Après un long silence, j'ai repris le chemin de l'atelier d'écriture virtuel des Impromptus Littéraires ...
Abandon ? Vous avez dit Abandon ???
By see description ("The Book of the Cat" by Frances Simpson) [Public domain], via Wikimedia Commons
Abandon
Il était parti.
Je ne savais pas à quel moment il avait fait ses bagages puisqu’il n’avait pas eu la délicatesse de tirer sa révérence en ma présence.
Ses habits, ses livres, ses bibelots idiots, jusqu’à son chat, s’étaient envolés.
Remarquez, j’aurai du anticiper le dénouement de notre idylle avec le nom dont il avait affublé cette pauvre bête : Abandon !
A-t-on idée d’appeler ainsi son animal familier ?
Pour ma part, je ne m’étais jamais habituée à ce fourbe greffier au pelage noir qui prenait un malin plaisir à planter les griffes de ses pattes blanches dans mon canapé et à réduire en charpie la moindre de mes plantes vertes. Mes pots de fleurs présentaient la mine désolée d’un champ de bataille de 14-18.
Là où l’Attila félin passait, plus rien ne poussait !
Ils étaient partis, disais-je…
L’homme et son chat.
Je ne savais pas si je devais me réjouir de la perte de l’un et pleurer le départ de l’autre ou vice et versa. Au final, lequel des deux avaient été le plus présent dans ma vie ? Le destructeur de végétaux ou le conjoint fantomatique ?

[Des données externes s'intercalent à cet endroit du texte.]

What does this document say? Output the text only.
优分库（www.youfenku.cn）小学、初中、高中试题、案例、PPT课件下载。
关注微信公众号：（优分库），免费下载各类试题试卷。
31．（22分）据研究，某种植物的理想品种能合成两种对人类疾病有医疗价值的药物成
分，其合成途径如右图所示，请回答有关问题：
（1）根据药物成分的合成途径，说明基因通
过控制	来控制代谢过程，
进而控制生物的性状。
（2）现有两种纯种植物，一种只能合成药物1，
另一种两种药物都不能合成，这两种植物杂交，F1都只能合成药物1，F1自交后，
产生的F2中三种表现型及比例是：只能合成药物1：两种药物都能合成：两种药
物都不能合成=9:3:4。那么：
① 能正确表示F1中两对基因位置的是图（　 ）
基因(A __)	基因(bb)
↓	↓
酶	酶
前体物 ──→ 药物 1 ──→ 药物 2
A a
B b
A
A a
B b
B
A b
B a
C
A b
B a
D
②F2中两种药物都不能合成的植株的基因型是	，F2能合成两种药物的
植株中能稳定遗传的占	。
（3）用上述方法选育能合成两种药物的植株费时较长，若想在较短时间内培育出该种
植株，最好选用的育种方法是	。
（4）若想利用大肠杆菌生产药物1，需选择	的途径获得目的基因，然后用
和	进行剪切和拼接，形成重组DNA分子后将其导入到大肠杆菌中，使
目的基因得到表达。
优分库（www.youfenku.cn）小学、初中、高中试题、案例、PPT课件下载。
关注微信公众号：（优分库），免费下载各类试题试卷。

Je passais quelques temps à ruminer sur la scélératesse des unions modernes, sur les petits déjeuners crapuleux des débuts vite effacés par des bols de café avalés silencieusement devant la TV.
Sur les mesquineries, sur la défense des pseudos espaces vitaux, sur l’éloignement, sur l’absence, sur l’oubli…
Un matin, je fus tirée de mon lit désormais trop vaste par des grattements à la porte d’entrée. J’hésitais un instant me demandant s’il était bien nécessaire de se déranger pour un simple bruit puis je me décidai en entendant un farouche miaulement bien identifiable.
Cette satanée bête était donc revenue pour polluer ma vie ?
Ouvrant la porte, j’avisai Abandon qui se traina jusqu’au milieu de ma chambre pour s’écrouler sur ma carpette. Il avait bien grossi, son ventre pendait lamentablement lui donnant une allure de chat-basset.
Il me fallut un moment pour réaliser qu’Abandon était une femelle et non pas un mâle comme nous l’avions toujours cru et qu’il, enfin elle, s’était décidée à faire le don de la vie dans mon appartement d’abandonnée !
Elle m’avait choisi, moi, plutôt que son maître officiel semblant vouloir effacer ainsi les affres de la lâcheté.
Quelques jours plus tard, Abandon donna naissance à Félicité, Liesse et Jubilation.
Quant à la chatte, je la rebaptisais Abandonne.
Abandonne comme « abandonne le souvenir de ce sombre imbécile… ».